Understanding the Role of EXAFS in Electrocatalysis: Insights into Pt/C Catalysts

Extended X-ray Absorption Fine Structure (EXAFS) spectroscopy plays a crucial role in understanding the electronic and structural properties of catalysts, particularly in the field of electrocatalysis. In the case of linearly adsorbed carbon monoxide (CO) on platinum catalysts, the specific arrangement of platinum atoms significantly influences the scattering pathways observed in EXAFS. When CO is adsorbed in a collinear or near-collinear manner, the contributions of these multiple-scattering pathways enhance our ability to detect neighboring oxygen atoms in the EXAFS spectra.

Previous studies have demonstrated this effect with different catalytic systems, such as Os3(CO)12 on γ-Al2O3 and Pt2Ru4(CO)18 on the same support. The oxygen neighbors adjacent to the CO ligands were clearly observable at the Os and Pt absorption edges. However, in the case of the Pt/C electrocatalyst, the high density of platinum neighbors at similar distances tends to dominate the EXAFS data, effectively masking the signal from the oxygen neighbors. This underscores the complexity of interpreting EXAFS in systems with multiple scattering contributions.

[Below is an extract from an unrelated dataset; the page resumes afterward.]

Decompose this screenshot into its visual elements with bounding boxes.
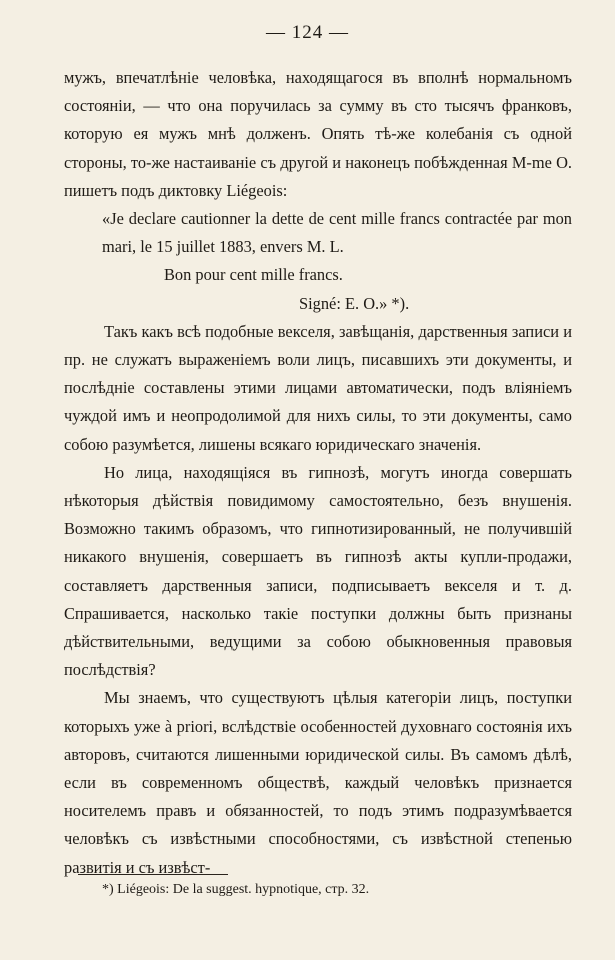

Further investigations into the adsorption behavior of various species, including hydrogen (H), oxygen (O), and sulfate (SO4^2-), on Pt/C electrodes have been conducted using X-ray Absorption Near Edge Structure (XANES) analysis. By comparing the data at the Pt L2 and L3 absorption edges, researchers can derive a difference spectrum known as AS for antibonding states. The theoretical background of this method is rooted in the unique contributions of the L3 and L2 edges, which probe different electronic transitions.

The formation of antibonding states during adsorption can significantly influence the spectral features in XANES. Notably, when analyzing the difference between the spectra at the L3 and L2 edges, researchers can gain insights into the valence band density of states. This approach allows for the identification of changes in the electronic structure as a function of the applied potential, revealing valuable information about the dynamics of adsorption and the overall catalytic activity.

A sophisticated analysis of AS spectra has shown that the characteristic Fano-resonance lineshape observed in these spectra can vary depending on the adsorption state of the catalyst. For instance, the resonance energy associated with the adsorbed states shifts based on whether hydrogen or oxygen is present. This variation can provide insights into the metallic nature of the catalyst and its oxidation state, further enriching our understanding of electrocatalytic processes.

Overall, the integration of EXAFS and XANES techniques provides a powerful framework for probing the intricate interactions and electronic structures in Pt/C catalysts, paving the way for advancements in fuel cell technology and beyond.